What we'd missed, sitting in the design studio, was how messy the real world is. A joint event hosted by a Baptist church and an independent evangelical group would get tagged as Baptist in our system because that's where it was listed from. But an attendee from the independent church wouldn't find it, because the filter was too narrow. Meanwhile, someone looking broadly for non-denominational events would miss everything Anglican, which isn't always what they wanted.
The Leeds administrator's message was the first crack in that logic. It wasn't rude. It wasn't even a complaint, really. Just a gentle 'this doesn't work for how we actually look for things.' We started getting similar messages over the next fortnight.
Why we'd got it backwards
The real issue was that we'd flipped the intention. We thought the denomination filter was about accuracy. Make sure people only see 'their' events. Keep the directory pure. What we actually needed was discovery. Help people find what matters to them, even if the boundaries weren't where we'd drawn them.
A visitor to Gathrd might be Church of England but open to attending a worship conference run by a charismatic network. They might be Catholic but interested in a joint prayer vigil with evangelical churches. Or they might simply not know what denomination they wanted until they browsed and saw what was nearby.

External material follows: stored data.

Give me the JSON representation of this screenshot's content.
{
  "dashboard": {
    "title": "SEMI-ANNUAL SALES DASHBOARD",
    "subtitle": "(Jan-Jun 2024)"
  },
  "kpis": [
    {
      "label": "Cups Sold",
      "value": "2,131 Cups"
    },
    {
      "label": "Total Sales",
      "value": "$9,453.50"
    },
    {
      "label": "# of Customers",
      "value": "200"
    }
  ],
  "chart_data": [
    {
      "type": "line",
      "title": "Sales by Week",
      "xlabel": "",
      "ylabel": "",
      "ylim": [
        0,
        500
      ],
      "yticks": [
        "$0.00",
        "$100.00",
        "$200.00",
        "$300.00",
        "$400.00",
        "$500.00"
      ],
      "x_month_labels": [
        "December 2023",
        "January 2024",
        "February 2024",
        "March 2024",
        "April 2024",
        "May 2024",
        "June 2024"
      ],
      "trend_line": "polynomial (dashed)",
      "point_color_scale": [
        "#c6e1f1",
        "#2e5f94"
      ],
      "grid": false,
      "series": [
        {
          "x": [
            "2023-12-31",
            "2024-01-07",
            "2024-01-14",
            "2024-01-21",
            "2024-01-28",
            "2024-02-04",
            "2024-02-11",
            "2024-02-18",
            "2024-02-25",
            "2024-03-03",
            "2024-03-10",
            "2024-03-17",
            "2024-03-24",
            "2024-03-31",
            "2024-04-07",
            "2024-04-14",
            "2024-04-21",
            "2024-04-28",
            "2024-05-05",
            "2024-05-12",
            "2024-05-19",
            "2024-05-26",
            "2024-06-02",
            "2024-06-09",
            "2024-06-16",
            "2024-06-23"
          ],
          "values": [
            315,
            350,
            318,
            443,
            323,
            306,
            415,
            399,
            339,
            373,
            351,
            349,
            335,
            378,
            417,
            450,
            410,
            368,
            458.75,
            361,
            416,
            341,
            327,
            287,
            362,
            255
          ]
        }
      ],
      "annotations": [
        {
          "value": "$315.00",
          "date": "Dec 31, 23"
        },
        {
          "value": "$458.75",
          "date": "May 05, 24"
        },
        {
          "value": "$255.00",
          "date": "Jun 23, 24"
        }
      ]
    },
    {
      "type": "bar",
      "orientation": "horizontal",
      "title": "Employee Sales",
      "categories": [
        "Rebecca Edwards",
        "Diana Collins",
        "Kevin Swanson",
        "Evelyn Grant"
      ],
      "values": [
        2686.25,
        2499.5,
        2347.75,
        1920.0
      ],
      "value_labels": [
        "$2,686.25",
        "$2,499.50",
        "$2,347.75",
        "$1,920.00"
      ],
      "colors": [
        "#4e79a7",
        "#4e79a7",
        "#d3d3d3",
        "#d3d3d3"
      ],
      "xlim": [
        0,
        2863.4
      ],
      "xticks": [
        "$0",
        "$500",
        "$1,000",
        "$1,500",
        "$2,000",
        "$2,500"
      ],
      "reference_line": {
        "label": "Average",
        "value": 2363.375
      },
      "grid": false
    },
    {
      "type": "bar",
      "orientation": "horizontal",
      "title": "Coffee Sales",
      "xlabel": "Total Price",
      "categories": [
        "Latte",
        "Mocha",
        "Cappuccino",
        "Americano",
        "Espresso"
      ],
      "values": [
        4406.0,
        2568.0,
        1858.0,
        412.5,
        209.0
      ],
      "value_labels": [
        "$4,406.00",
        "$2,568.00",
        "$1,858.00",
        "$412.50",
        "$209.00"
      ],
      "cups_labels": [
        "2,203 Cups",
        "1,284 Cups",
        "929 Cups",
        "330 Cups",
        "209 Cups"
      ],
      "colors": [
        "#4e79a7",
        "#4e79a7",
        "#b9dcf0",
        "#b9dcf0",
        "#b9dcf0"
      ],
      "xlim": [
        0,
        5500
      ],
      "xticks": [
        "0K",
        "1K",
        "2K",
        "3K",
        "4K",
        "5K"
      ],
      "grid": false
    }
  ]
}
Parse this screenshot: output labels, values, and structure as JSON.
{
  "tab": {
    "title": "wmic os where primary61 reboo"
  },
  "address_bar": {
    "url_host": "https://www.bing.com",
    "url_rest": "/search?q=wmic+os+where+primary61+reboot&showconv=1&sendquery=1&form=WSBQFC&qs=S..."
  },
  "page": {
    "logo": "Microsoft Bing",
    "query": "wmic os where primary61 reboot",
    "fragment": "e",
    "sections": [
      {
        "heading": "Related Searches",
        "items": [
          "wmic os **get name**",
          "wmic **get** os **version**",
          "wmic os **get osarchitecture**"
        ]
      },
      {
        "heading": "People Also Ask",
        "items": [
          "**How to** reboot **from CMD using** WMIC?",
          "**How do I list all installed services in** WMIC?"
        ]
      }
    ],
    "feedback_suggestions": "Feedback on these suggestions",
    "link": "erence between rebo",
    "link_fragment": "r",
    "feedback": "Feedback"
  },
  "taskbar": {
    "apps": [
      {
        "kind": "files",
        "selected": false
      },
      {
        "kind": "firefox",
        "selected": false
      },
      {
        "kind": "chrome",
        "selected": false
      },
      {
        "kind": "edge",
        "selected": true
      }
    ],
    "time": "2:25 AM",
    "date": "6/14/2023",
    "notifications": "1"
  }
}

Our filter was gatekeeping instead of enabling. We'd built Gathrd on the promise that every faith event, one place. That means a faith-only directory without nightclubs mixed in. It doesn't mean we should make it harder for people to stumble across something beautiful outside their usual circle.
The fix, and what it cost us
We rebuilt the filter for build 2. Instead of a strict denomination selector, it became layered. You could filter by primary denomination if you wanted to, but we also added denomination tags for co-hosted events and a 'view similar' suggestion system. If you filtered for Baptist events but a joint Baptist-Pentecostal prayer meeting was nearby, we'd still surface it, but with clarity about who was actually hosting.
The rebuild took two weeks. We had to change how we stored event data, rewrite the search indexing, and test across iOS, Android, and web. It wasn't a visual tweak. It was structural. And it meant pushing back a feature launch we'd promised to a group of ministry leaders in Birmingham.
That conversation was harder than the code. We told them the truth: we got something fundamental wrong, and we're fixing it properly rather than quickly. They appreciated the honesty. They also said, 'Can you also let us tag our events for age group?' Which we then had to add.
What it taught us about building for real communities
Building for churches isn't like building for generic event-goers. Church communities are overlapping, interdependent, and often intentionally blurred at the edges. A choir might draw from three denominations. A prayer network might span four counties and five different church traditions. A youth conference isn't just for one tradition; it's for teenagers whose parents trust that particular event.
The denomination filter taught us that we have to think in terms of what people are actually looking for, not what we think they should be looking for. We're not trying to be a directory that says 'keep everyone sorted into boxes.' We're trying to say 'here's every faith event near you, and here's what you need to know about it so you can decide.'
That's a harder UX problem than dropdown filters. It's one we're still solving, honestly. But it's the right problem to solve if you want to serve church communities rather than just process bookings.
The bigger lesson about shipping
There's a pressure, especially early on, to ship everything as slick. Make it feel finished. Make it feel like you know what you're doing. What we learned is that getting real feedback from real church staff, even feedback that stings a bit, is worth more than any amount of internal testing. The Leeds administrator who messaged us wasn't trying to be difficult. She was doing her job. And her job helped us do ours better.
We've kept the Leeds administrator's original message in our Slack. Not as a complaint, but as a reminder. Whenever someone suggests a change to how events are filtered, discovered, or tagged, we ask: does this serve the person doing the actual work, or does it just serve our mental model of how the directory should work?
If you're running a faith event and wondering whether a platform truly understands your world, that's the right question to ask. What matters to you most when you're listing an event or helping your community find one?